- Investors trying to figure out whether they should sell everything now can consider to sell half to cut losses and hold on to the other half in case markets rebound suddenly.
- There has been a greater portfolio concentration than at any time in the past towards high growth tech sectors, investors may want to reconsider pouring into “new” profit centers such as energy, but rather take the opportunity to create a diversified portfolio.
Investors had been skirting around the possibility for some time now – a bear market.
Most refused to believe that the U.S. Federal Reserve would allow stocks to tank, and most, as in all other cases in history, were wrong.
With U.S. inflation burning white hot, pressure is rising on the Fed to ratchet up rates to the point of recession, come what may, costs must come down.
Assurances that the Fed would hike by just 50-basis-points on Wednesday, have been replaced by fears that the rate hike will be closer to 75-basis points.
These fears of course are fair, the Fed will have to get more aggressive, but it won’t likely be this Wednesday.
Nevertheless, stocks are officially in a bear market, defined as a close of at least 20% below its peak.
The tech stocks which powered the pandemic-driven rally have fallen harder than the benchmark S&P 500, with Meta Platforms (-0.32%) down more than 50%, Amazon (-1.31%) losing 39% and Microsoft (+0.92%), Apple (+0.67%) and Alphabet (+0.30%) all losing about a quarter of their value.
Meanwhile, the growth stock benchmark Nasdaq Composite Index has been in a bear market since March and is down about a third from its high last year.
But to put things in perspective, an S&P 500 index fund has still returned, with dividends, almost 70% over the past five years.
The reason most investors don’t think in these terms is because we are all emotional creatures, who feel losses far more intensely than gains.

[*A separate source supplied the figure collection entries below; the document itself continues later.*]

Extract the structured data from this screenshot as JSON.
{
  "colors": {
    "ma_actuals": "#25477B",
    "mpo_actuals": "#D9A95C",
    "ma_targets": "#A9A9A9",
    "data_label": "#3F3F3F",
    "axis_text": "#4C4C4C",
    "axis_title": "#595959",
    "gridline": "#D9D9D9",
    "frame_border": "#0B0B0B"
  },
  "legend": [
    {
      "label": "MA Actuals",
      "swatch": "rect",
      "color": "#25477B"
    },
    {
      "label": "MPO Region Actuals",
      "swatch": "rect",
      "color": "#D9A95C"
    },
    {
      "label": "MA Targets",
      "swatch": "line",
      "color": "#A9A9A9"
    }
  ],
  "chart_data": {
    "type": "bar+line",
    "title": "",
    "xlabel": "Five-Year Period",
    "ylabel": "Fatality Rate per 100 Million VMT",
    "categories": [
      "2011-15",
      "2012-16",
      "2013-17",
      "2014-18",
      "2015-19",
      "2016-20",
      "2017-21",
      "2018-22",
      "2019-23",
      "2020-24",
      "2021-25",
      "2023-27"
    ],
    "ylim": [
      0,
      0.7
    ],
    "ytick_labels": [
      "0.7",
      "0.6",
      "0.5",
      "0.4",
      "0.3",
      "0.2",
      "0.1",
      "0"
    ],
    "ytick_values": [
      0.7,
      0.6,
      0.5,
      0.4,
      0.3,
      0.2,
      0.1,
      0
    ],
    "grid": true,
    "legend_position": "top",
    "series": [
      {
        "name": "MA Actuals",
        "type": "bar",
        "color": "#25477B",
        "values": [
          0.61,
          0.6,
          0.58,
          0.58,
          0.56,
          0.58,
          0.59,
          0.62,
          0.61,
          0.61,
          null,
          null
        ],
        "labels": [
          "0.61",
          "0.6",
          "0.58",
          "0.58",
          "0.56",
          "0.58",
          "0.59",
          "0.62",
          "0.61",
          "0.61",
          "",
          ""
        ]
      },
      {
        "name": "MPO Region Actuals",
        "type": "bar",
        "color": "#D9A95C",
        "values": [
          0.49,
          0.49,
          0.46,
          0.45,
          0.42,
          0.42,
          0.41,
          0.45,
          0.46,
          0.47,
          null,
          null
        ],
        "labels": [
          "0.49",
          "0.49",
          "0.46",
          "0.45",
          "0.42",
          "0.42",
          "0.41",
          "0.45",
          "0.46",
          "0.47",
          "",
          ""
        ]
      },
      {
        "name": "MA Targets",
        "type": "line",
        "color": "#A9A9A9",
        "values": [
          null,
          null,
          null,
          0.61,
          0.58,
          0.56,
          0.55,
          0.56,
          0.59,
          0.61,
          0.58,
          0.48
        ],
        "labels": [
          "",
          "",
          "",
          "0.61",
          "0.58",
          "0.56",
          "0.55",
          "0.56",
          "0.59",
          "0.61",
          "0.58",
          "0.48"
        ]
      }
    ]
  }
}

In bear markets, it may feel hopeless, but the best response may be to stick with a plan for steadily investing in a diversified portfolio, to benefit from dollar cost averaging at least methodically.
Over the past several years, more investors than ever had most of their pot riding on tech stocks, and even after the recent correction, the top five tech-driven stocks on the S&P 500 still make up more than a fifth of the market capitalization-weighted index.
Many investors doubled down on technology and as such are nursing losses far more than a diversified portfolio.
But investors may not want to aggressively sell tech stocks now yet could consider making them less dominant in a portfolio down the line.
Similarly, sectors that are flying high now, driven by the supply shock created by the end of pandemic lockdowns and Russia’s war on Ukraine, such as energy stocks on the S&P 500, which have returned more than 50% this year, bear close monitoring.
Instead of making binary decisions, sell all or nothing, investors could consider making half-sized bets, sell half, so if the stock falls further you took some money off the table, but if it rebounds, you still have the half in hand – either way, your brain will clock it as a win.
And what about retreating into cash entirely? Stuff it into a mattress and hope for a better day.
The problem with that is it’s difficult to time the markets, even for professionals and even harder to guess when markets will turn.
Being caught on the sidelines means that investors who hold on to cash will miss the largest and strongest leg up.